Padding round in her favourite faded sundress, reading in the garden, maybe binge-watching that new season of Real Housewives of Tampa Bay.
‘I’m not saying we should get involved,’ said Liz hastily.
Her weekend was also full. Her grandson Jacob was staying over and Liz had a nasty idea he planned to go through her food cupboard and weed out what he termed ‘unsuitable food’.
Forestalling and ensuring there was at least some food left would take both time and patience.
All at once they both became aware that Thelma was saying nothing. Saying nothing but stirring her coffee in that very familiar way.
‘What?’ said Pat with a long-suffering sigh.
‘I’m so sorry,’ said Thelma. ‘I was just wondering.’
‘Wondering what?’ said Liz.
Thelma looked at them. ‘A couple of things really,’ she said.
‘According to Chelsey the flat was left spotless – but then Jax said the person staying there had had to leave in a hurry. Surely if you were called away by some crisis, you wouldn’t stop first and clean somewhere that would be cleaned anyway? ’
Pat shrugged. ‘Some people are like that,’ she said. ‘It’s a point of honour to leave places cleaner than when they found them.’

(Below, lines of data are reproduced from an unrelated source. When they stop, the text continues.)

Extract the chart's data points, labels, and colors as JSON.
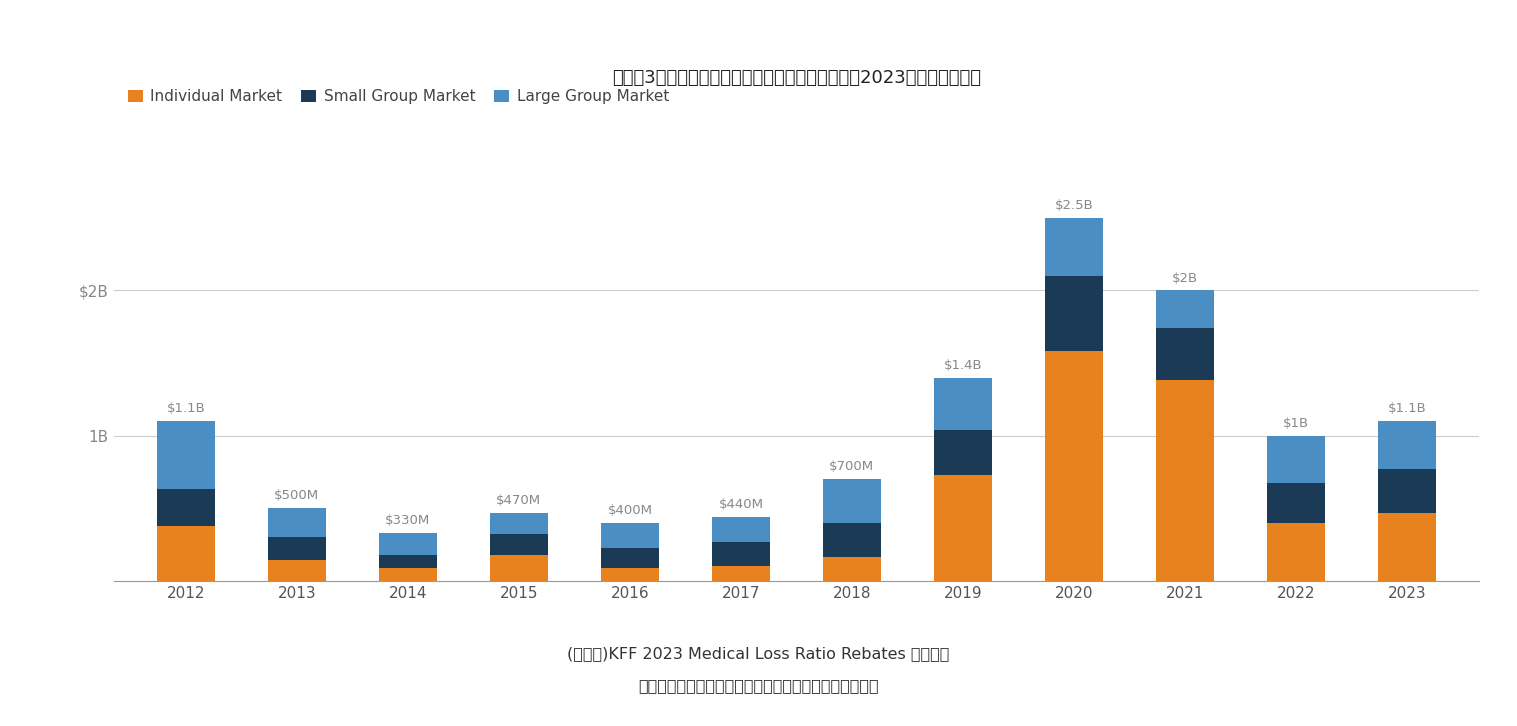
{
  "full_title": "【図袅3：メディカル・ロスレシオ還付金の推移（2023年は見通し）】",
  "years": [
    2012,
    2013,
    2014,
    2015,
    2016,
    2017,
    2018,
    2019,
    2020,
    2021,
    2022,
    2023
  ],
  "totals_labels": [
    "$1.1B",
    "$500M",
    "$330M",
    "$470M",
    "$400M",
    "$440M",
    "$700M",
    "$1.4B",
    "$2.5B",
    "$2B",
    "$1B",
    "$1.1B"
  ],
  "totals_values": [
    1.1,
    0.5,
    0.33,
    0.47,
    0.4,
    0.44,
    0.7,
    1.4,
    2.5,
    2.0,
    1.0,
    1.1
  ],
  "individual": [
    0.38,
    0.145,
    0.085,
    0.175,
    0.085,
    0.105,
    0.165,
    0.73,
    1.58,
    1.38,
    0.395,
    0.465
  ],
  "small_group": [
    0.255,
    0.16,
    0.092,
    0.15,
    0.14,
    0.162,
    0.23,
    0.31,
    0.52,
    0.36,
    0.278,
    0.305
  ],
  "color_individual": "#E8821E",
  "color_small_group": "#1B3A56",
  "color_large_group": "#4A8EC4",
  "legend_individual": "Individual Market",
  "legend_small": "Small Group Market",
  "legend_large": "Large Group Market",
  "source_line1": "(資　料)KFF 2023 Medical Loss Ratio Rebates より引用",
  "source_line2": "オレンジ色は個人、濃紺は小企業、青色は大企業の内訳",
  "bg_color": "#FFFFFF"
}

‘What was the other thing?’ asked Liz.’
‘It was something Jax said. Why did Neville go into the holiday flat?’
‘There could be any number of reasons,’ said Pat dismissively.
‘But why didn’t he put the wheelie bin out first?’ Thelma’s words seemed to cast a chill across the warm room. They all instinctively felt there was something odd about that misplaced wheelie bin.
‘Chelsey said he always put the bins out when he got back from Rotary,’ said Liz slowly. ‘But he didn’t.’
‘So, what stopped him?’ asked Thelma.’
‘A heart attack?’ said Pat pointedly.
‘No,’ said Liz, ‘if you’re feeling ill, you’d go into your own house – not a holiday let—’
‘Exactly,’ said Thelma. ‘So the chances are he was fine when he got back – and for whatever reason didn’t put the wheelie bin out because of something that happened. And that’s what made him go inside the holiday let. And now I think on it, there’s a third thing.’
‘What?’ asked Pat uneasily.
Thelma steepled her fingers in thought. ‘Derek said he left Rotary early because he got a call … So, who was the call from – and why did it make him go back home – but not into his own home?’